Centretown artist Adrian Gollner says he is incensed at the proposed cuts and is worried Ottawa will lose its artists if the cuts are carried out.

“It’s harder to do the things you’d like to do and of course I would continue being an artist. But I might not do it in Ottawa and the amount of work that I can do might be lessened.”

To protest the cuts, Gollner and a group of local artists have created a sign campaign.

The signs, which read “My Ottawa includes Culture, Support the Arts, Raise my Taxes” have already started popping up around the city.

Gollner has lived and worked in Ottawa as an artist for over 15 years. The German-born artist credits the city’s grants for the arts with helping him build his career.

Without access to municipal money and the use of city-funded facilities such as Gallery 101, which give artists a place to network with other artists and exhibit their works, he doubts he would have been able to develop his craft.

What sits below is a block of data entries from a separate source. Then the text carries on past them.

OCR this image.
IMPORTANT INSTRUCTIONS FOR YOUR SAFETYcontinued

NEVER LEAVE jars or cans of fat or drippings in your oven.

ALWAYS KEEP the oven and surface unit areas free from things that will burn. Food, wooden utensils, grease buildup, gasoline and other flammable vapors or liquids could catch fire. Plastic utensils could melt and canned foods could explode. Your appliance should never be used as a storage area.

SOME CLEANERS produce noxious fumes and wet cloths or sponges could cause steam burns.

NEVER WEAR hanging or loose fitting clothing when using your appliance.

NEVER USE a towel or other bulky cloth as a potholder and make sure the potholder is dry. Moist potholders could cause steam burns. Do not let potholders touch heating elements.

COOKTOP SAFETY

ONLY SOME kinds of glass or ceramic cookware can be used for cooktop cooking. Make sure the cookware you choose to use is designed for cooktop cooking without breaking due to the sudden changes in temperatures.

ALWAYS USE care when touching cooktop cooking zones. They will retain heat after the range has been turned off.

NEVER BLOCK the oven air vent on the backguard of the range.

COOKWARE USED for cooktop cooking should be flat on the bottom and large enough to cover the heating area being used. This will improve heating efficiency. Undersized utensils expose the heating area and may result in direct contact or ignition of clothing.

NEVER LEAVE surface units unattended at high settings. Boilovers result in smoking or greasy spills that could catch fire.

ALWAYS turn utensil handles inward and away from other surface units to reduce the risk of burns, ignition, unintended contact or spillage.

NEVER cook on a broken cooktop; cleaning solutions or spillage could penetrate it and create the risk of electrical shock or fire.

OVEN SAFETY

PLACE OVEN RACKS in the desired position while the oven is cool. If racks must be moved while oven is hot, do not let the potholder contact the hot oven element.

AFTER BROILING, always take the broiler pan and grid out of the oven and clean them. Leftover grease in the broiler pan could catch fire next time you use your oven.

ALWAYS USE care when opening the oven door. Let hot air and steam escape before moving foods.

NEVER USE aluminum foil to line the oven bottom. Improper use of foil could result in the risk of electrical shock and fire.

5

Although he doesn’t completely rely on the grants, Gollner says the money has certainly helped.

For example, in 2003 he received a grant from the city that helped him put together “Modern U,” an exhibit at Carleton University.

The money enabled Gollner to buy materials for the piece as well as create a web site to promote and showcase his work.

He says without the grant, he would not have been able to complete the project to his satisfaction.

“The grant allowed me to finish it properly. My finished work has a commercial veneer to it and I would not have been able to do that,” says Gollner.

Ottawa artist Pat Durr, who proudly displays her campaign sign on her front porch, knows how instrumental a grant can be to an artist’s career.

“If the possible cuts that are proposed go through, I think we will lose many artists and many galleries that have only begun to thrive. I think the cuts would have massive repercussions on what has taken us 25 years to build,” she says.

Durr received a senior artists’ grant worth $5,500 from the city for her most recent work, a collection titled “Soda Culture,” which was on exhibit last year at Gallery 101.

This money helped her distribute questionnaires – the answers from which she used as text in her piece.

She was also able to prepare a promotional website and employ a number of people to help mount the exhibit.

Durr says artists have a much better chance of receiving provincial or federal grants if they have already received municipal funding.

“They want to know that you’ve already been out there applying and have received assistance from your local scene because this is seen as seed money and they want to know that the local people are supportive of what you’re doing,” she says.

City council will meet on March 24 to decide the fate of the arts funding when they vote on the budget.